= Abortion Access Front =

Non-profit organisation

Abortion Access Front (formerly Lady Parts Justice League) is a reproductive rights non-profit organization and production company founded by Lizz Winstead in 2015.

== Background ==
Abortion Access Front founder Lizz Winstead, co-creator and former head writer of The Daily Show, sought to leverage her experience in comedy and broadcasting in order to help destigmatize abortion, while calling out politicians and rallying voters to oppose legal restrictions on abortion rights.

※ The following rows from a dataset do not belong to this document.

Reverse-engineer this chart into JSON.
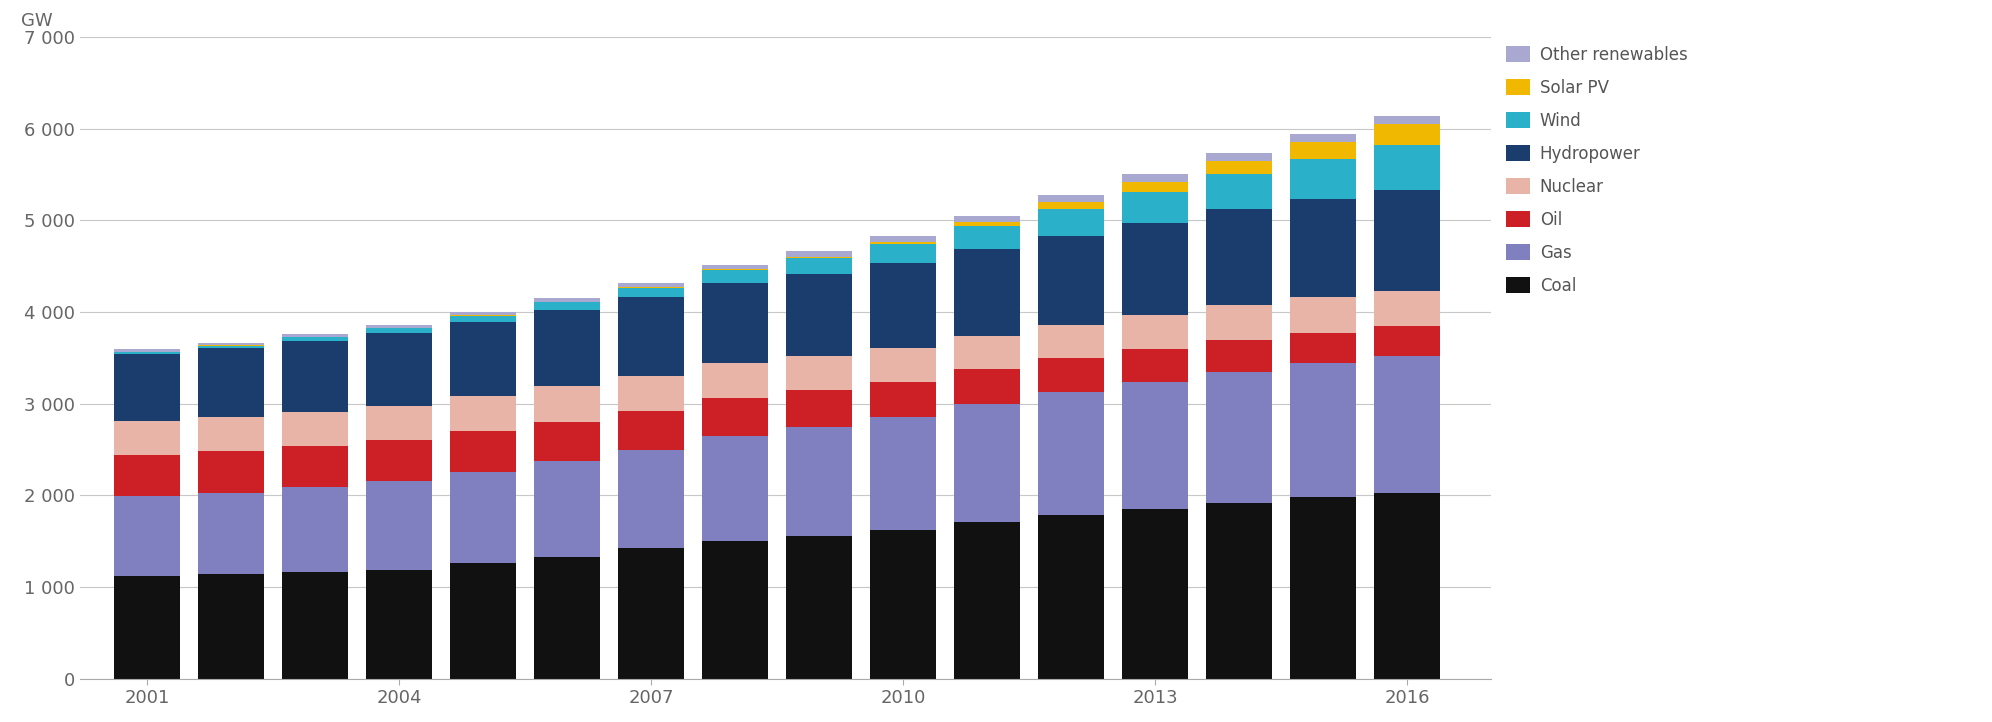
{
  "years": [
    2001,
    2002,
    2003,
    2004,
    2005,
    2006,
    2007,
    2008,
    2009,
    2010,
    2011,
    2012,
    2013,
    2014,
    2015,
    2016
  ],
  "series": {
    "Coal": [
      1120,
      1140,
      1160,
      1190,
      1260,
      1330,
      1420,
      1500,
      1560,
      1620,
      1710,
      1790,
      1850,
      1920,
      1980,
      2030
    ],
    "Gas": [
      870,
      890,
      930,
      970,
      1000,
      1040,
      1070,
      1150,
      1190,
      1230,
      1290,
      1340,
      1390,
      1430,
      1460,
      1490
    ],
    "Oil": [
      450,
      450,
      450,
      445,
      440,
      435,
      430,
      415,
      400,
      385,
      375,
      365,
      355,
      345,
      335,
      325
    ],
    "Nuclear": [
      370,
      375,
      375,
      375,
      380,
      385,
      385,
      380,
      375,
      375,
      365,
      360,
      370,
      380,
      385,
      390
    ],
    "Hydropower": [
      730,
      750,
      770,
      795,
      815,
      835,
      855,
      875,
      895,
      925,
      950,
      980,
      1010,
      1045,
      1075,
      1095
    ],
    "Wind": [
      25,
      30,
      38,
      50,
      65,
      82,
      105,
      135,
      170,
      205,
      250,
      290,
      335,
      385,
      435,
      490
    ],
    "Solar PV": [
      1,
      1,
      2,
      3,
      4,
      5,
      7,
      10,
      15,
      25,
      45,
      80,
      115,
      145,
      185,
      230
    ],
    "Other renewables": [
      28,
      30,
      33,
      36,
      40,
      44,
      48,
      52,
      57,
      62,
      67,
      72,
      77,
      82,
      87,
      92
    ]
  },
  "colors": {
    "Coal": "#111111",
    "Gas": "#8080c0",
    "Oil": "#cc1f26",
    "Nuclear": "#e8b4a8",
    "Hydropower": "#1b3d6e",
    "Wind": "#2ab0c8",
    "Solar PV": "#f0b800",
    "Other renewables": "#a8a8d0"
  },
  "ylabel": "GW",
  "ylim": [
    0,
    7000
  ],
  "yticks": [
    0,
    1000,
    2000,
    3000,
    4000,
    5000,
    6000,
    7000
  ],
  "ytick_labels": [
    "0",
    "1 000",
    "2 000",
    "3 000",
    "4 000",
    "5 000",
    "6 000",
    "7 000"
  ],
  "xtick_years": [
    2001,
    2004,
    2007,
    2010,
    2013,
    2016
  ],
  "background_color": "#ffffff",
  "grid_color": "#c8c8c8",
  "legend_order": [
    "Other renewables",
    "Solar PV",
    "Wind",
    "Hydropower",
    "Nuclear",
    "Oil",
    "Gas",
    "Coal"
  ],
  "bar_width": 0.78,
  "xlim_left": 2000.2,
  "xlim_right": 2017.0
}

Abortion Access Front educates people about abortion laws through video content, programs (such as Operation Save Abortion and #ExposeFakeClinics), and its weekly podcast "Feminist Buzzkills Live."  The organization also works on the ground, growing support and raising awareness for independent abortion providers, and was described as "a nonprofit that uses unexpected tools—like humor and men—to advocate for abortion as health care and as a fundamental human right."

They describe their work as "part Habitat For Humanity, part USO Tour for Independent abortion providers."

The organization's name was changed from Lady Parts Justice League to Abortion Access Front on May 30, 2019, in order to be more inclusive to transgender people served by the organization.

== Documentary ==
No One Asked You is a feature documentary in post-production by filmmaker Ruth Leitman following Lizz Winstead and the Abortion Access Front team. The film follows reproductive rights organization Abortion Access Front over five years at the frontlines of the escalating war over Roe v. Wade. The film premiered at the 2023 DOC NYC film festival, where it was a runner up for the Audience Award.